In this new era, many things Jurich was best known for were seen in a far different light. He hired great coaches-like Rick Pitino. He got a great arena deal-which almost broke the KFC Yum! Center. He negotiated a great Adidas deal-which led to the FBI scandal that cost him his job.

Even his building prowess, which helped revive the campus, had its downside Faculty complained that multiple state budget cuts never seemed to touch the athletic department, with seemingly unlimited resources for 600 or so athletes on a campus of 22,000.

"When we found out about the FBI investigation, obviously it was a surprise," Postel says, "but problems with athletics was already on our list of things we had to do." After firing Jurich, Postel named Tyra the new interim athletic director.

Postel also says that one of his goals is to put athletics-including basketball-in its proper place. "I love sports," he says, "but athletics is overemphasized. This is a university, not a sports complex." To that end, Postel and Tyra told Bowen that he wouldn't be playing basketball at the University of Louisville and was free to shop his talents elsewhere. No other school has been willing to take him on.

Just days after the FBI arrests, the Courier-Journal had a story about the potential economic effect of the scandal if the fans turned away from the Cardinals. What would it do to the restaurants and shops around the KFC Yum! Center? And what would it do to the stadium itself? S&P downgraded its credit rating on the university, citing depleted financial resources, significant management turnover, and concern about risk to the school's reputation from the FBI investigation.

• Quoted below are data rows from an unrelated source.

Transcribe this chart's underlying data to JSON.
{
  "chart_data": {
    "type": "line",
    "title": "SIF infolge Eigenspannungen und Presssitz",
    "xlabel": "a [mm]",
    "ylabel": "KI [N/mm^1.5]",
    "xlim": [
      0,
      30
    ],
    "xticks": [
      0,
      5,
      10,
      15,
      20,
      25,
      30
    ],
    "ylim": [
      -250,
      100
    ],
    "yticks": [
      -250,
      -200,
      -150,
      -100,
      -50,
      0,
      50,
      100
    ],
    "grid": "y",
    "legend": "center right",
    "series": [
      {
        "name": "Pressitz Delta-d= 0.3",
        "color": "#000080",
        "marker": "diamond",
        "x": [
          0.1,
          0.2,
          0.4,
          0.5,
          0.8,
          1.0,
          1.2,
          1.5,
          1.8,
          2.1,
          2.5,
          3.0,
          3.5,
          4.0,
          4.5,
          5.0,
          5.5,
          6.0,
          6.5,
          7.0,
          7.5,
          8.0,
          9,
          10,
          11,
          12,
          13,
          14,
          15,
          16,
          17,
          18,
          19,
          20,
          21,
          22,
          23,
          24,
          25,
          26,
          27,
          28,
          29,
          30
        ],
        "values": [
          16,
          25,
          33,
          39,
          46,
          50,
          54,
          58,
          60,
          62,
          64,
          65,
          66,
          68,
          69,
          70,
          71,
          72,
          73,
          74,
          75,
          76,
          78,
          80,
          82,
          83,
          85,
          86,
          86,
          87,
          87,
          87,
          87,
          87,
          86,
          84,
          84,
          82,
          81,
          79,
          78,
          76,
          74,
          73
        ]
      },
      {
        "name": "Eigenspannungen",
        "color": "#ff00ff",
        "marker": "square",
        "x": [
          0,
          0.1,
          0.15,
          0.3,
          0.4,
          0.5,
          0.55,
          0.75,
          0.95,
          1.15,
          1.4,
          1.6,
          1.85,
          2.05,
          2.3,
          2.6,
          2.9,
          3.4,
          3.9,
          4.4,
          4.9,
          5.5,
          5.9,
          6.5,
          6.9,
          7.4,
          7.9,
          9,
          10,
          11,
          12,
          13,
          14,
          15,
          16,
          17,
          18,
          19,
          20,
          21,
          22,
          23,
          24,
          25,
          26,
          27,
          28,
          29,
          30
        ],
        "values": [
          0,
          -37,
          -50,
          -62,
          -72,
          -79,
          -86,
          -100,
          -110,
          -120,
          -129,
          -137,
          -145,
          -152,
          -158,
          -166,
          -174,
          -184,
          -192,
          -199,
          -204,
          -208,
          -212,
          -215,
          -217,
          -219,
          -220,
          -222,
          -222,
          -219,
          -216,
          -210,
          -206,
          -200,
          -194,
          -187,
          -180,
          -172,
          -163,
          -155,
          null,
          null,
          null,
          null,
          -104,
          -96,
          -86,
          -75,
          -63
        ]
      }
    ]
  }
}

In early season play, the Cardinals lost back-to-back games to ranked teams, dropping out of the top 20. Attendance was down compared with 2016, but so far the damage seemed contained. Still, what everyone in Louisville knew was that the arena's future, and some ways the city's future, remained intertwined with the team's future. "We're married to the university," said one arena official. "Their success is our success."

He didn't really mean the university, of course. He meant the basketball team.